A more expansive definition of WOTUS is expected when the Biden administration unveils its second proposed WOTUS rulemaking (Rule 2), planned for publication later this year or early next year. While the language of Rule 2 is yet unknown, as stated in the Fall 2021 Unified Agenda, Rule 2 is expected to reflect “additional stakeholder engagement and implementation considerations, scientific developments, and environmental justice values. This effort will also be informed by the experience of implementing the pre-2015 rule, the 2015 Clean Water Rule, and the 2020 Navigable Waters Protection Rule.”

Also, last month, USEPA’s Science Advisory Board announced that it would be reviewing the proposed rule in light of “important emerging environmental issues,” such as the effects of climate change, whether subsurface water should be included in the definition and the potential impact on EJ areas.

The practical effect of identifying federally-regulated waters based on concepts such as environmental justice and climate change is uncertain. The spotlight on these issues could result in a new WOTUS definition that encompasses many more waters and requires more public engagement for specific projects requiring Corps permitting.

How will the U.S. Supreme Court Weigh in on the WOTUS Definition for Wetlands?

In addition to the Biden administration’s proposed changes to the WOTUS definition, in January 2022, the U.S. Supreme Court signaled that it would weigh in on the WOTUS debate for the first time since 2006, when it agreed to hear the case of Sackett v. USEPA. In Sackett, landowners in Idaho have had a long-standing challenge to an administrative order issued against them for allegedly filling wetlands without a permit. The Sacketts assert that Justice Kennedy’s significant nexus test in Rapanos is not the appropriate test to delineate wetlands as WOTUS, and that, under the test identified by Justice Scalia, the wetlands on their property are not WOTUS.

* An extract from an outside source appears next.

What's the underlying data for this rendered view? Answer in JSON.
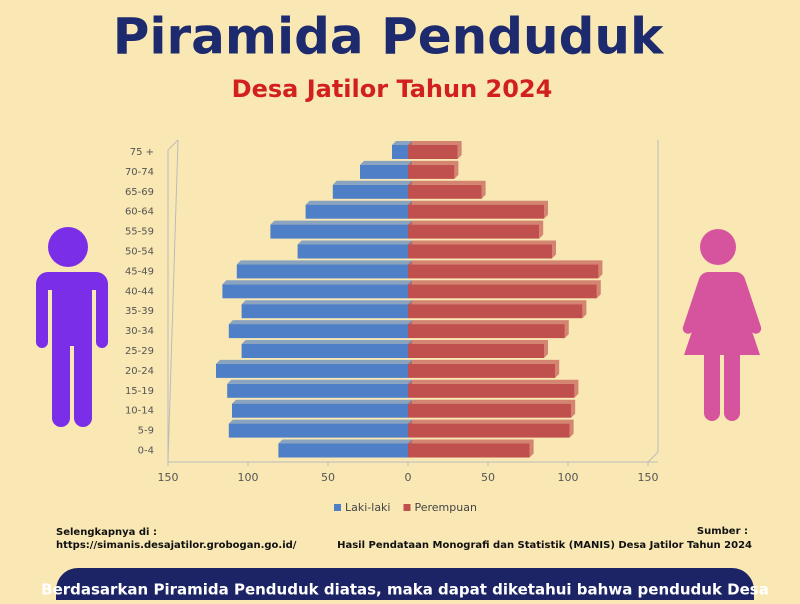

In 2021, the Ninth Circuit ruled against the Sacketts’ position and held that the “significant nexus” test in the Kennedy concurrence was the controlling opinion from Rapanos. The Sacketts petitioned the U.S. Supreme Court to consider whether Rapanos should be revisited to adopt the plurality’s test for wetland jurisdiction under the CWA. However, the Court, instead, will consider the narrow issue of whether the Ninth Circuit “set forth the proper test for determining whether wetlands are ‘waters of the United States.’”

Many believe the 6-3 conservative majority of the Supreme Court could assert a more narrow interpretation of WOTUS, which would give more discretion to the states. Oral arguments are expected this fall.

What to Watch for in 2022?

The regulatory and judicial developments discussed above set up a potential conflict, where a new (likely more expansive) regulatory definition of WOTUS and a Supreme Court opinion that likely narrows the meaning of WOTUS occur in the same general timeframe.

Pipeline developers and others in the energy industry should watch these developments so that they understand how the WOTUS definition may change and how it may affect their permitting strategies.